Conina said:
How would such a system work? Who pays for the machines, buildings, materials...? Each worker equaly? What about workers who can't afford their share? How would the benefits be distributed? And would you trust everyone of your co-workers to treat everyone else fairly and in the same way? |
The same way co-ops, credit unions, and other entities collectively owned by their workers and/or customers do right now. These things already exist and have demonstrated their viability.
I guess it really is easier for most to imagine the end of the world than the end of capitalism.
In any case, we can do better than the current power dynamic, which has stacked the deck against the working class. And I'd trust my fellow workers more than I'd trust some executive I've never met who would discard me in a moment's notice because they thought cutting jobs was the best way to maximize profits this quarter. "Fairness" doesn't exist to the capitalist class, nor does "justice." The only thing that matters to them is growing profits. They've already demonstrated they cannot be trusted to do the right thing.
Since this forum is dedicated to video games and the "AI" issue is usually looked at in regards to its impact on entertainment, let's stick to that industry. Every single thing we complain about with our entertainment is a direct consequence of the profit motive. Tired of endless film reboots? Hate how aggressive monetization is ruining games? Angry that a good show you enjoyed got canceled? Blame capitalism. The goal of a film studio or game publisher is to generate ever-growing profits for the shareholders, not to produce art & entertainment for the sake of art & entertainment. Art, film, music, literature, video games, and the people who do the actual labor to create those things are viewed purely as commodities. Everything people like Bobby Kotick and David Zaslav did during their careers was for the sake of profit, and there's countless others like them throughout the entertainment industry.
Looking at gaming specifically, console gaming and "AAA" gaming in general hit a brick wall years ago and has more or less stopped growing. Now it's mostly just competition for market share in a market of more or less fixed size. If your goal is to grow profits but you're not selling any more systems or games, you have to find new revenue streams. That's where "live service/GAAS" games come in. Microtransactions, battle passes, and the like cost relatively little to make yet are sold at a massive markup, and guarantees continued revenue from the "whales" over the course of the game's life. So many games were turned into highly-manipulative microtransaction delivery systems because some executive saw dollar signs.
The profit motive is also why "crunch" exists, because the publishers need to maximize productivity as much as humanly possible, even if it's to the detriment of the workers. The increased complexity of games means larger teams and longer dev cycles and therefore greater labor costs, so the studios are incentivized to squeeze the most they can out of their labor force, even it results in burn-out, negative impacts on mental & physical health, and other deleterious effects. If it wasn't for the fact that a video game takes actually skilled labor to make, the Bobby Koticks of the world would have long since hired sweatshop laborers paid $5 a day to make their games, all while biding their time to replace even those workers with an "AI" algorithm that could do all the work.

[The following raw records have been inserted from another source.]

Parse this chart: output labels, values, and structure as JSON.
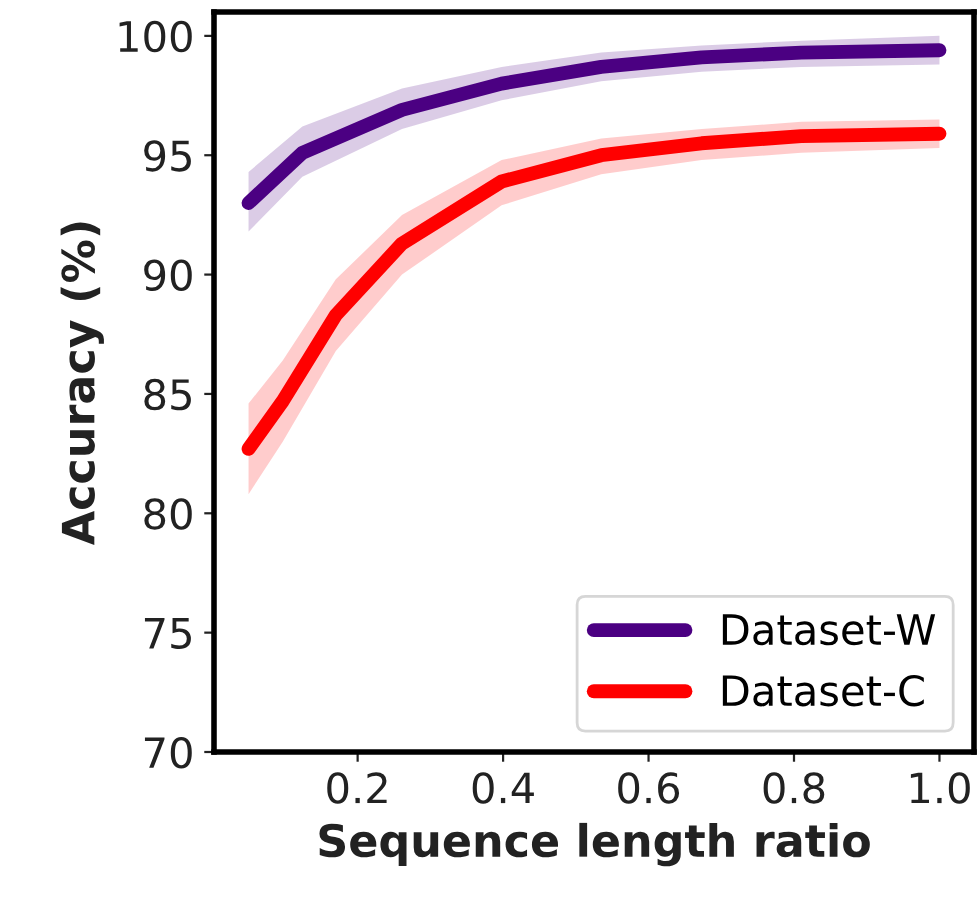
{
  "chart_data": {
    "type": "line",
    "xlabel": "Sequence length ratio",
    "ylabel": "Accuracy (%)",
    "xlim": [
      0.0025,
      1.0475
    ],
    "xticks": [
      {
        "value": 0.2,
        "label": "0.2"
      },
      {
        "value": 0.4,
        "label": "0.4"
      },
      {
        "value": 0.6,
        "label": "0.6"
      },
      {
        "value": 0.8,
        "label": "0.8"
      },
      {
        "value": 1.0,
        "label": "1.0"
      }
    ],
    "ylim": [
      70,
      101
    ],
    "yticks": [
      70,
      75,
      80,
      85,
      90,
      95,
      100
    ],
    "grid": false,
    "legend": "bottom right",
    "marker": "none",
    "line_style": "solid",
    "series": [
      {
        "name": "Dataset-W",
        "color": "#4b0082",
        "x": [
          0.05,
          0.124,
          0.261,
          0.398,
          0.535,
          0.673,
          0.81,
          1.0
        ],
        "values": [
          93.0,
          95.1,
          96.9,
          98.0,
          98.7,
          99.1,
          99.3,
          99.4
        ],
        "lower": [
          91.8,
          94.1,
          96.1,
          97.3,
          98.1,
          98.5,
          98.7,
          98.8
        ],
        "upper": [
          94.3,
          96.2,
          97.8,
          98.7,
          99.3,
          99.6,
          99.8,
          100.0
        ]
      },
      {
        "name": "Dataset-C",
        "color": "#ff0000",
        "x": [
          0.05,
          0.097,
          0.17,
          0.261,
          0.398,
          0.535,
          0.673,
          0.81,
          1.0
        ],
        "values": [
          82.7,
          84.7,
          88.3,
          91.3,
          93.9,
          95.0,
          95.5,
          95.8,
          95.9
        ],
        "lower": [
          80.8,
          83.0,
          86.8,
          90.0,
          92.9,
          94.2,
          94.8,
          95.1,
          95.3
        ],
        "upper": [
          84.6,
          86.4,
          89.8,
          92.5,
          94.8,
          95.7,
          96.1,
          96.4,
          96.5
        ]
      }
    ]
  }
}
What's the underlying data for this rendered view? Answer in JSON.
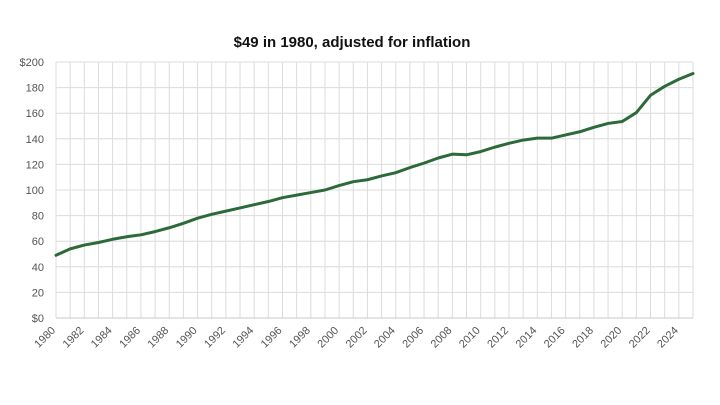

And this is just our entertainment. There are things of far greater importance run by people with the exact same mentality as film or gaming executives. Look at what the energy sector has done to our environment. Look at how tobacco companies harmed the health of millions of people across multiple generations. Look at how our for-profit health care system has put money over lives, giving the U.S. a health care system that costs far more per capita than most other peer nations yet produces objectively worse outcomes. Look at how the automobile industry has devastated our cities and our environment. Look at how the firearms industry has turned this nation into a bloodbath, with people getting slaughtered in the streets, in schools, in workplaces, and so on on what is now a daily basis.
The long, sordid, exploitative history of capitalism has shown that businessmen can and will do anything they think they can get away with in order to make a buck, no matter the consequences to society. This is what inevitably happens when economic power is concentrated into the hands of a few powerful people.
Now, tell me again how workers are supposed to trust each other less (or at least no more) than they can trust the executives currently calling all the shots.